Once everything was set, Regan cut out circles from the sheet of chocolate and rye, then arranged panna cotta half-spheres and flower petals on top. “It tastes like a floral lime panna cotta, with chocolate and marble rye crunch,” she said. “I think I would be excited if I got this in a restaurant.”
Regan said she thought the chocolate and lime flavors would work together because “I love key lime pie with hot fudge . . . I love hot fudge with everything, pretty much.”
She said she might use dried limes again in the future, maybe in a sauce or a gelatin. “They’ll be awesome with fish. They’re super tasty and have a really bright lime taste, so it’ll be nice to cut through something that’s fatty.”
Craig Schoettler of the Aviary, working with dried bamboo fungus. Regan came across it at an Asian market, and said the flavor is earthy and a little bitter. She learned that it’s also called veiled lady and grows on “this mushroom that sometimes people call false morel, which is a stinkhorn, and they’re ugly and disgusting-looking . . . it has an orange hue to it and they’re covered in, like, a brown muddy slime.”
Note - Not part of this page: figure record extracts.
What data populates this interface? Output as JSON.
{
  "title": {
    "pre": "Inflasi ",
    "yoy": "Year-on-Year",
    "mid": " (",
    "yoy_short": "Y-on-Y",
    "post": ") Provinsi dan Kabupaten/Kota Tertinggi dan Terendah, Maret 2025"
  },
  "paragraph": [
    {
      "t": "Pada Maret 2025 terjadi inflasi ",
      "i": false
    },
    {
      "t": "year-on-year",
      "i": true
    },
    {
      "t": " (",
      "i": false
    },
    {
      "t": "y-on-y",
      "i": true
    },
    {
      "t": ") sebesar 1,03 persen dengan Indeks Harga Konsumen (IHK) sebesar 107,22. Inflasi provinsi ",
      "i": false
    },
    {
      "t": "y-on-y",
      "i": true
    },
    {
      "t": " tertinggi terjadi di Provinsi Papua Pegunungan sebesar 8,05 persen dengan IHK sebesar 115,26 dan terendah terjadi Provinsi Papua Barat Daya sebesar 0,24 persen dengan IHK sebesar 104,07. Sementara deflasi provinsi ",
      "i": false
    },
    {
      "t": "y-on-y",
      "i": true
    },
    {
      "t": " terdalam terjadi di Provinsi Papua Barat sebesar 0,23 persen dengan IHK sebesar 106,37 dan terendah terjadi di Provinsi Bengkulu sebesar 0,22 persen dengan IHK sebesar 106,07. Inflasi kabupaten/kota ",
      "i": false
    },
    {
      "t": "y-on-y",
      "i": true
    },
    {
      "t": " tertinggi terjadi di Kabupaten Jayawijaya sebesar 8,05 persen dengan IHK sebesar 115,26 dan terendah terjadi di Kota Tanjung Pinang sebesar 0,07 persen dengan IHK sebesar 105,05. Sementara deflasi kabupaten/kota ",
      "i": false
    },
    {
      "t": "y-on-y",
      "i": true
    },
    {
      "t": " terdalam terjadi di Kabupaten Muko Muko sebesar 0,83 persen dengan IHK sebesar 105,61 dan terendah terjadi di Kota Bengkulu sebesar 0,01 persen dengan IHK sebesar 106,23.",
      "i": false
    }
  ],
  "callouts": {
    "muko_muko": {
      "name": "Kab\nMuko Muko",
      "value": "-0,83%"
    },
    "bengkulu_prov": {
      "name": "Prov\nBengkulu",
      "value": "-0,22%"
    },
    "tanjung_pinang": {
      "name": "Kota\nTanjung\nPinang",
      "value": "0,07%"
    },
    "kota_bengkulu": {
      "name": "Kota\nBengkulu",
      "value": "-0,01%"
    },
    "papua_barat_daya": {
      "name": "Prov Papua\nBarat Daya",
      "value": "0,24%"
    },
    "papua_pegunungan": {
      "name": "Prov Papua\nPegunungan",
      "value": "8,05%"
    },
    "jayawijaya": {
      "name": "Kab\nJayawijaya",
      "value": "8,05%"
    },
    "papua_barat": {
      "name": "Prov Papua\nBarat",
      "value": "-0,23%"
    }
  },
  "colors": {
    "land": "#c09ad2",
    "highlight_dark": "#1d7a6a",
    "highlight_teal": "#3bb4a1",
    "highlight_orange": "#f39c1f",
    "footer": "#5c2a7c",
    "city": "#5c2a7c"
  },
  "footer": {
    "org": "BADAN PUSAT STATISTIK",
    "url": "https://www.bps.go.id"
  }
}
Dried lime panna cotta over marble rye chocolate crunch
400 g cream
About 1/2 cup sugar
3 sheets gelatin, bloomed, or approx 3/4 T powdered gelatin
2 g kosher salt
2 dried limes, crushed
2 pieces dried marble rye, crumbled
200 g 70% dark chocolate, chopped
2 T butter
2 T cream
Heat cream, limes, sugar, and salt to a simmer. Turn off heat and allow to steep for 20 to 30 minutes. Strain and reserve the liquid.
Place crumbled rye in mini mason jars or small pie pan.
Melt chocolate, butter and a dash of cream in a double boiler. Once melted, pour over rye, just enough to lightly coat it. Chill.
Heat strained lime base enough to dissolve bloomed gelatin. Pour over chilled rye crunch in mason jars, about halfway up, place in refrigerator for one hour to set. Or pour over chilled rye crunch in pie pan and place in refrigerator for one hour to set. Use circle molds to cut out shapes.